Crosswalk.com

Igby Goes Down

compiled by Jeffrey Overstreet
from Film Forum, 10/03/02

Igby Goes Down is the Dysfunctional Family Movie of the Week, starring Kieran Culkin as a kid who is hardly "home alone." As he tries to cope with his maddening, wealthy, drug-warped family dynamics, he seeks solace in sexual meddling with two different women and plunges headlong into angst, despair, and rebellion.

Christian media critics are not convinced that bad family dynamics should make audiences sympathetic to reckless, sarcastic, destructive heroes. Preview's critic reports, "No redeeming elements were found in any scrap of this film."

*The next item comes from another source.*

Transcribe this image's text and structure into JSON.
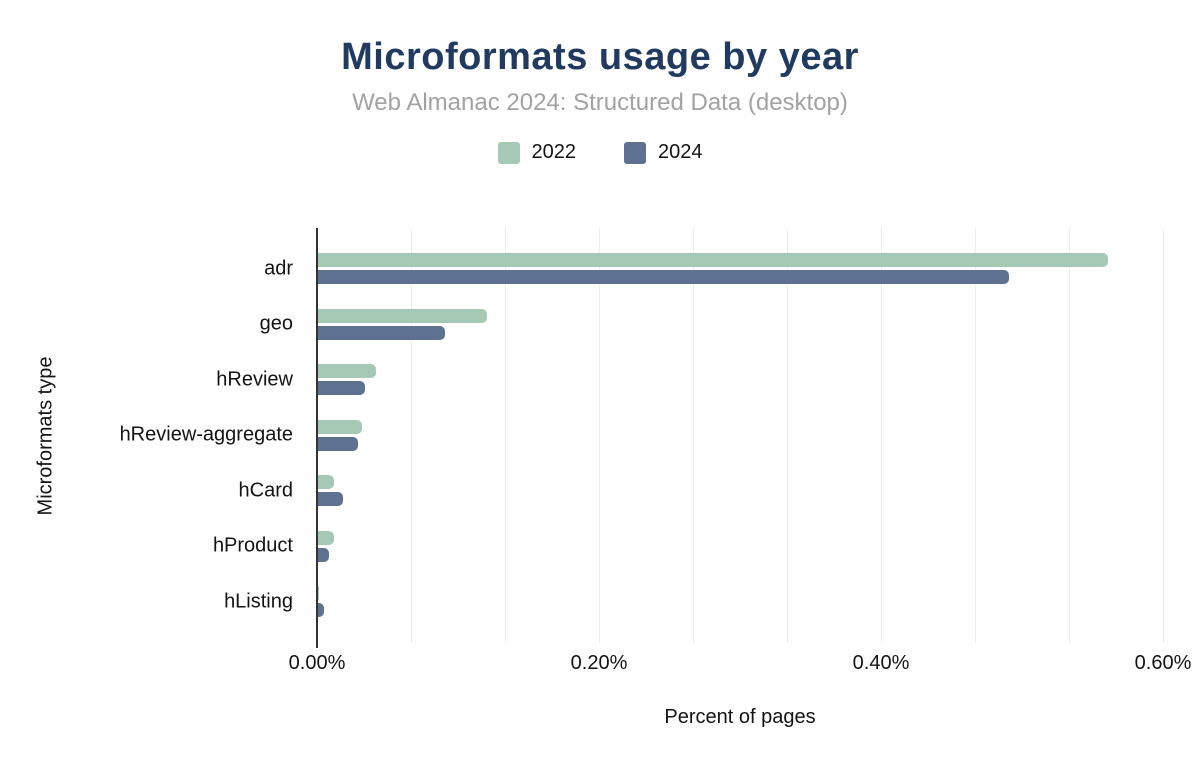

Ted Baehr (Movieguide) finds that the film is true to the '60s, but too mean-spirited to do any good. He calls it "vicious, sarcastic and depressing. This is the poison pen of the politics of envy, which refuses to see the good that lives alongside the bad in our society. The writing is poignant and even compelling, though the Freudian message that every child's problems can be laid at the feet of their mother is insufferable."

In the mainstream press, critics generally approved of the picture. Lisa Schwarzbaum (Entertainment Weekly) calls it "poisonously funny and unstintingly furious … a little indie-style production that succeeds not because it breaks new ground but because it displays such nimble footing around a familiarly rocky coming-of-age landscape."

But Mary Ann Johanson (Flick Filosopher) disagrees: "Even Culkin's intensely mordant performance here can't make this pointless and brutal film watchable. Culkin is extraordinary in Igby's adolescent anguish, but it couldn't have been hard to pretend you want out of this world."